In a very brief statement (see full text below), eToro didn’t really provide any more information such as a planned valuation of the company, who the underwriters of its IPO will be, or the timing of an offering.
Initial reports were that eToro had engaged Goldman Sachs as lead manager of the offering, as well as Jefferies and UBS as co-managers. Valuation-wise, the Financial Times had earlier reported a potential $5 billion valuation for eToro, but at this point that is still speculation.
US securities rules allow for companies planning to go public to first clear their “F-1” IPO prospectus confidentially, giving the company the opportunity to answer regulators’ questions about the document and the company’s financials before the company has to publicly release all that information.
IPO registration statements typically take at least 30 days to “clear” the regulators.
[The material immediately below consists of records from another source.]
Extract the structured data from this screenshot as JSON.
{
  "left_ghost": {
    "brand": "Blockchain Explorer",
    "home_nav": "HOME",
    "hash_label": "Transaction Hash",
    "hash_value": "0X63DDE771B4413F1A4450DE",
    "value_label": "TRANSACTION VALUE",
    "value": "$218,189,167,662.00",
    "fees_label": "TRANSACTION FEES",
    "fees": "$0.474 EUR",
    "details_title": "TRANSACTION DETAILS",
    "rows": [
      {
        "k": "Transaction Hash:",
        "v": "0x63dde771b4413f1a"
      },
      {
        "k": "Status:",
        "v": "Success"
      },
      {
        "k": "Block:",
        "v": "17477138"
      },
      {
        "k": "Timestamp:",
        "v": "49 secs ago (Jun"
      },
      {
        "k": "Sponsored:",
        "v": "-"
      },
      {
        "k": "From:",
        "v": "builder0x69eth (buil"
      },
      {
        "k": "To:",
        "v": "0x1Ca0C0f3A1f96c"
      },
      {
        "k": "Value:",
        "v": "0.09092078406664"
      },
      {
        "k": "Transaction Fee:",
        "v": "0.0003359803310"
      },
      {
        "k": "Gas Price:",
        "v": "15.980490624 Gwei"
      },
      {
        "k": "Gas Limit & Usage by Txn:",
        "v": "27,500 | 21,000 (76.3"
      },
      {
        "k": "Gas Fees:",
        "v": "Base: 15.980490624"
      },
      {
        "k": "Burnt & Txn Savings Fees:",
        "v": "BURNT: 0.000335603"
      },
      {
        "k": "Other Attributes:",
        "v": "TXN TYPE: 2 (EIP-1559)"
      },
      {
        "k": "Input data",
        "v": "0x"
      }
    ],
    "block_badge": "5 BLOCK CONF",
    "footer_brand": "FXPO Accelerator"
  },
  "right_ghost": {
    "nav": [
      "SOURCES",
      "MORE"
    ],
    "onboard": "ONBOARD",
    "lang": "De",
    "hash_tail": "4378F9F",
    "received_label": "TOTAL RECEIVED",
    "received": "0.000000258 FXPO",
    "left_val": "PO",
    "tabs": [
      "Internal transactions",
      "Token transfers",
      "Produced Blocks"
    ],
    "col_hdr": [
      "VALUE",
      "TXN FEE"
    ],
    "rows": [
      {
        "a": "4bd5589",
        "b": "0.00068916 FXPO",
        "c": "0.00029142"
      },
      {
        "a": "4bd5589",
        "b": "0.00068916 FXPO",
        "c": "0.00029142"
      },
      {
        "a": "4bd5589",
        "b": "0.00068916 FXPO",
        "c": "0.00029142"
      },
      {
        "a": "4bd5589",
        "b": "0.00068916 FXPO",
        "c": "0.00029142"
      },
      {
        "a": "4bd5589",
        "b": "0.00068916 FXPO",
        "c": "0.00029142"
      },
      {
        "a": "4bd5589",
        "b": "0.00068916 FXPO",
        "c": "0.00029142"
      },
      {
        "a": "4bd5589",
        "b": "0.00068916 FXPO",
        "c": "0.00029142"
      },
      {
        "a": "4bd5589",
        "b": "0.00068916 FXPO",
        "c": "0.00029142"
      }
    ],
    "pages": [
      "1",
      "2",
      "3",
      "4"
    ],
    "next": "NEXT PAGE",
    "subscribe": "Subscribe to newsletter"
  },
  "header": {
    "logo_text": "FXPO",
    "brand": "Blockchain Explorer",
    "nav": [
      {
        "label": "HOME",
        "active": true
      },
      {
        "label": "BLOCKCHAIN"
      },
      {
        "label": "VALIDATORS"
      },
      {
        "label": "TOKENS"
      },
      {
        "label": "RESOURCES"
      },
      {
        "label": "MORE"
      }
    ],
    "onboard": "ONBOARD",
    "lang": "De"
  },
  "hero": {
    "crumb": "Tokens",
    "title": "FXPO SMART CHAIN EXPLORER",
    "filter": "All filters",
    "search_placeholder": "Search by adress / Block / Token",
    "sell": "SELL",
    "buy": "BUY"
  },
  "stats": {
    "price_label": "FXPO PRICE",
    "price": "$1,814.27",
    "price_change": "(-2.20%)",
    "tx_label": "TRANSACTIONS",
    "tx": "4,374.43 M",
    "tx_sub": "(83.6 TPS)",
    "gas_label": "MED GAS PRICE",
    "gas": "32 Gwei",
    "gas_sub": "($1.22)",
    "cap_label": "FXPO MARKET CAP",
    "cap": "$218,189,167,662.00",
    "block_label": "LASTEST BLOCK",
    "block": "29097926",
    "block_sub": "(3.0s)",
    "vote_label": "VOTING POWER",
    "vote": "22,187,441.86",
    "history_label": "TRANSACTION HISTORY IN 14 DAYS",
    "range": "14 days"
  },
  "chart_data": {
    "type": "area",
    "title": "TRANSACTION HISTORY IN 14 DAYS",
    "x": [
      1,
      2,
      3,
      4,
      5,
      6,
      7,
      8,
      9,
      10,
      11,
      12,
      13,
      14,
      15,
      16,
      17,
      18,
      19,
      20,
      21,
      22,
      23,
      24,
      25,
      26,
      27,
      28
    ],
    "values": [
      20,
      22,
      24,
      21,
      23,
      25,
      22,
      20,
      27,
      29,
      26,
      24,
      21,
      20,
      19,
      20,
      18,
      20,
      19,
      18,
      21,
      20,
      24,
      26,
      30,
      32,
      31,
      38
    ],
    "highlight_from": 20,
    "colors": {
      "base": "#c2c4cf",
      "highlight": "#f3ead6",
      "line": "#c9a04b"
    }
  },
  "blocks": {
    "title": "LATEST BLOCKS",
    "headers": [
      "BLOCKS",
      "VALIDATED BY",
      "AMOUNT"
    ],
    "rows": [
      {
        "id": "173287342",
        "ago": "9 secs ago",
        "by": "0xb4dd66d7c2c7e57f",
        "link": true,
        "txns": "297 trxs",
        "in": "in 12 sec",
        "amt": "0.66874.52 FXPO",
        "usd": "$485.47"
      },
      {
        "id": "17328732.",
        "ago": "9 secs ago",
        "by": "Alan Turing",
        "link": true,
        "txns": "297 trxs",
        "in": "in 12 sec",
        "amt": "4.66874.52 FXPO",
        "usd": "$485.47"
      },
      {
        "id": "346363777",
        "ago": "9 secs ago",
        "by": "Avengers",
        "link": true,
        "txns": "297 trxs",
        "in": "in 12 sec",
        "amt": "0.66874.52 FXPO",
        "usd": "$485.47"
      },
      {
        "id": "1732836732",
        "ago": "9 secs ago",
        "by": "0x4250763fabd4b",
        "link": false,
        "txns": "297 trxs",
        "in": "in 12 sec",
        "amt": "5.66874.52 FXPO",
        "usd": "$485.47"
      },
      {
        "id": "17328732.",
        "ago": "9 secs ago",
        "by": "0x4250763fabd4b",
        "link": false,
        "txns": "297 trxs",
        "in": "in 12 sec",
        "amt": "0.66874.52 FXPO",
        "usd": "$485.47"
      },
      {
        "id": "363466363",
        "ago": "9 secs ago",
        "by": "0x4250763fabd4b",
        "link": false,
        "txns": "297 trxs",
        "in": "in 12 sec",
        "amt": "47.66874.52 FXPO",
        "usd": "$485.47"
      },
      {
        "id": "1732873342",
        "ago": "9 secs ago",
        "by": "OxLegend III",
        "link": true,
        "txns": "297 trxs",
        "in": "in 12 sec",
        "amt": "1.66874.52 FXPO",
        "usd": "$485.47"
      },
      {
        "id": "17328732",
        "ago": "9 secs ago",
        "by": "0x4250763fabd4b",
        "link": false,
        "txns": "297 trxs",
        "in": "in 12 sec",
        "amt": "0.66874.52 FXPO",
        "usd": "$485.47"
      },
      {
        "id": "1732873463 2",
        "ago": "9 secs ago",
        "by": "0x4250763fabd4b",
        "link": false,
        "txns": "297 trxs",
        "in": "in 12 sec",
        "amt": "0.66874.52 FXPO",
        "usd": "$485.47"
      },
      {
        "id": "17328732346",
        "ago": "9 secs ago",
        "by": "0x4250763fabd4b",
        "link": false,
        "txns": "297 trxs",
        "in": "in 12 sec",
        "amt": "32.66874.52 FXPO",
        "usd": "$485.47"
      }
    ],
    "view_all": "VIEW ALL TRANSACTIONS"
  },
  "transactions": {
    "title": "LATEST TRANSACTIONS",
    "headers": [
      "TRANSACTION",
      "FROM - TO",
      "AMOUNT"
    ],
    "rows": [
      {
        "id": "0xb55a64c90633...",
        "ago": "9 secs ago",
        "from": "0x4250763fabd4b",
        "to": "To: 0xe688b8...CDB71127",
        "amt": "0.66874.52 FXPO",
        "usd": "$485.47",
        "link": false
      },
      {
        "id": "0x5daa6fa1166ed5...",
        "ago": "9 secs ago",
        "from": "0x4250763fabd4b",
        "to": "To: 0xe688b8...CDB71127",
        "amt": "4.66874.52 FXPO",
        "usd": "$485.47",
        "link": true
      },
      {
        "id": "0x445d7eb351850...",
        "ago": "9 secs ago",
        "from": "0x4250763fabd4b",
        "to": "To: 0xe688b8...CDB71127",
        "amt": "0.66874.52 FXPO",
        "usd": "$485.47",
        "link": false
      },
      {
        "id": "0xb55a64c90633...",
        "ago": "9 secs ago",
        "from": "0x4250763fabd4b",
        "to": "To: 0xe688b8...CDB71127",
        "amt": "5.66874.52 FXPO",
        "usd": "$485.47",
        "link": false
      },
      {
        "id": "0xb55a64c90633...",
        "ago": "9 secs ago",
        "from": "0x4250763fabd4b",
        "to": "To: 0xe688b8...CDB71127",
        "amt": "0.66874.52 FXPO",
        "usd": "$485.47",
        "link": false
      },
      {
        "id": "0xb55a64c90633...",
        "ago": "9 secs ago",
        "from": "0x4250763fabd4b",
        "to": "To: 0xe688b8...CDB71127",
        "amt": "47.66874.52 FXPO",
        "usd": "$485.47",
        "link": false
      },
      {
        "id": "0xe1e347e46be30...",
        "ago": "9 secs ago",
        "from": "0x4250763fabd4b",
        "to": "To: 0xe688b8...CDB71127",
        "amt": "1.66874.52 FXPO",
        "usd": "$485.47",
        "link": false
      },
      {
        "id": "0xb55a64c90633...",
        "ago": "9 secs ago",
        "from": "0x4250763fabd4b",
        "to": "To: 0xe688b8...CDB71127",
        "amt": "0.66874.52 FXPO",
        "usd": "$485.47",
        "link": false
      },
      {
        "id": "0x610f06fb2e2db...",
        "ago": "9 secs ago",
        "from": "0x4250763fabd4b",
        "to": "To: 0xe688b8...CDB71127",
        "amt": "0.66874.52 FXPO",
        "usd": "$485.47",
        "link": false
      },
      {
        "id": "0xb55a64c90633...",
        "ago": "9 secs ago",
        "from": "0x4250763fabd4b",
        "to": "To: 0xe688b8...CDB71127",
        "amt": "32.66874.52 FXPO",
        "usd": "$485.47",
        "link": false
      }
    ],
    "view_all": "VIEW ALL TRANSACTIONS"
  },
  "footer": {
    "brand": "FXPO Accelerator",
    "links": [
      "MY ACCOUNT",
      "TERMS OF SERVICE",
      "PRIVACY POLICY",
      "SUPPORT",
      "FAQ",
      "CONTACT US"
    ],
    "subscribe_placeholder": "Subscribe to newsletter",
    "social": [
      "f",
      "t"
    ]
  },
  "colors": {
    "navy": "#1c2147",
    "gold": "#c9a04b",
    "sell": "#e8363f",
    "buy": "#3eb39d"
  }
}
However there are often several rounds of regulator comments and then responses (and edits) by the company, before the document is finalized and the company pursues an IPO transaction.
The full statement issued today by eToro reads as follows.
eToro Announces Confidential Submission to SEC of Draft Registration Statement for Proposed IPO
12th February 2025 – eToro Group has confidentially submitted a draft Registration Statement on Form F-1 to the Securities and Exchange Commission (the “SEC”) relating to the proposed initial public offering of its ordinary shares. The number of shares to be offered and the price range for the proposed offering have not yet been determined. The initial public offering is expected to take place after the SEC completes its review process, subject to market and other conditions.
This press release is being made pursuant to, and in accordance with, Rule 135 under the Securities Act of 1933, as amended (the “Securities Act”), and shall not constitute an offer to sell, or the solicitation of an offer to buy, any securities. Any offers, solicitations or offers to buy, or any sales of securities will be made in accordance with the registration requirements of the Securities Act.